GFR: Glomerular Filtration Rate; data are presented as mean ± standard deviation. P-value, abcde: One-way analysis of variance (ANOVA) was performed to compare the mean values of creatinine concentrations and glomerular filtration rate across the stages. On the same row, means with different letters are statistically different at p < 0.05.

3.3 Variation in Mean Erythropoietin Concentrations by CKD Stage

Figure 1 shows the progression of serum erythropoietin concentrations (in mIU/mL) across the stages of chronic kidney disease. Mean erythropoietin levels decreased progressively and significantly with advancing disease stages. Patients at stage I had the highest concentrations (4.62 ± 2.19 mIU/mL), followed by those at stages II (3.36 ± 2.06 mIU/mL), III (1.86 ± 1.50 mIU/mL), IV (0.99 ± 0.58 mIU/mL), and V (0.63 ± 0.29 mIU/mL). Statistical analysis revealed a significant difference between groups (P < 0.001) (Figure 1).

Figure 1: Flowchart of Consolidated Standards of Reporting Trials (CONSORT).

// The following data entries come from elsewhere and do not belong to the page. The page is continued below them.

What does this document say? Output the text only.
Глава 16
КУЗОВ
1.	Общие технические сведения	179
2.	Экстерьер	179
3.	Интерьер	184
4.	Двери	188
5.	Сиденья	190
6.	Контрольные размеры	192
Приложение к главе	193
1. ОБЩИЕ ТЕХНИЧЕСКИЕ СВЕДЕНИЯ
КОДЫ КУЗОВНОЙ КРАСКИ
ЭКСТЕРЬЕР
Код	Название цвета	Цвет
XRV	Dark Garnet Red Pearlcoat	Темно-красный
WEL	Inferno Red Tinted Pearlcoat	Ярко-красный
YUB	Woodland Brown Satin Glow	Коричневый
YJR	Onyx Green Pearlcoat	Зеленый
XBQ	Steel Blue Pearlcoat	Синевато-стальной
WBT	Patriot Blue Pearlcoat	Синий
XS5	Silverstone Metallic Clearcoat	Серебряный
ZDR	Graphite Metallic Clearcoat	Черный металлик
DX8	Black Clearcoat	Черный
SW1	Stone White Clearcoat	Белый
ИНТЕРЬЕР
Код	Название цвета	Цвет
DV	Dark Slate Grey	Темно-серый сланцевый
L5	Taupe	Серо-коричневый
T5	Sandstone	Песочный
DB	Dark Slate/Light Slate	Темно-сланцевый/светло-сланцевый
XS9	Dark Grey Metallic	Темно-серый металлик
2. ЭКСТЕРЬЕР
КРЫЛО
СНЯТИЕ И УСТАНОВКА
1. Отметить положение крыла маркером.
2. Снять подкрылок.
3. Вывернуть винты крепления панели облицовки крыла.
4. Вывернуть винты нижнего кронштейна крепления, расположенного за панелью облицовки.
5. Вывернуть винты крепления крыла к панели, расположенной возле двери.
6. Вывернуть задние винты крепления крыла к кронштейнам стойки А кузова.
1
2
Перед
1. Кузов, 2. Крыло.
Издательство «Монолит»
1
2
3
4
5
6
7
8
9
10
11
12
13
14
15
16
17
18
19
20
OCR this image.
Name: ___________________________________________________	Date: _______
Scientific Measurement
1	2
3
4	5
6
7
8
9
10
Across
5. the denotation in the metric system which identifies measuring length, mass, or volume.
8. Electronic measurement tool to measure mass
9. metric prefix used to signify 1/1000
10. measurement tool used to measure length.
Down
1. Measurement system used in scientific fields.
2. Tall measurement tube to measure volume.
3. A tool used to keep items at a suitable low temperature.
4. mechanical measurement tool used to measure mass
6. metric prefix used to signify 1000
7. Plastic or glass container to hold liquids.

Figure 1: Evolution of Serum Erythropoietin Concentrations (in mIU/mL) According to Chronic Kidney Disease Stages

4. Discussion

Erythropoietin (EPO) is a glycoprotein produced by peritubular interstitial cells in the renal cortex; in response to hypoxia, it stimulates the proliferation and differentiation of medullary erythroid precursors, thereby maintaining adequate tissue oxygenation [7,8]. In patients with CKD, the progressive destruction of renal parenchyma reduces the functional mass of these cells, resulting in a relative or absolute EPO deficiency. This deficiency is further aggravated by chronic inflammation, disturbances in iron metabolism, hyperparathyroidism, and, at advanced stages, bone marrow resistance to erythropoiesis-stimulating agents [9]. The resulting anemia leads to increased fatigue, cardiac hypertrophy, accelerated progression of CKD, and a poor overall prognosis. Our results showed that mean EPO concentrations steadily decreased from stage I (4.62 mIU/mL) to stage V (0.63 mIU/mL), following an inverse pattern compared to glomerular filtration rate. This decline confirms a failure in endogenous EPO synthesis, which begins early, even with moderate nephron loss. These findings align with international data showing an exponential correlation between eGFR and EPO production [7,10]. At the molecular level, hypoxia induces stabilization of the HIF-α factor; however, interstitial fibrosis, typical of stages III–V, impairs oxygen diffusion and disrupts HIF/EPO signaling. Additionally, urea accumulation and uremic toxins impair hematopoiesis and promote apoptosis of erythroid precursors [9]. This erythropoietic insufficiency explains the severity of anemia observed clinically and supports early use of erythropoiesis-stimulating agents in advanced stages—or more recently, HIF prolyl hydroxylase inhibitors, which have proven effective in increasing hemoglobin levels in non-dialyzed patients [9].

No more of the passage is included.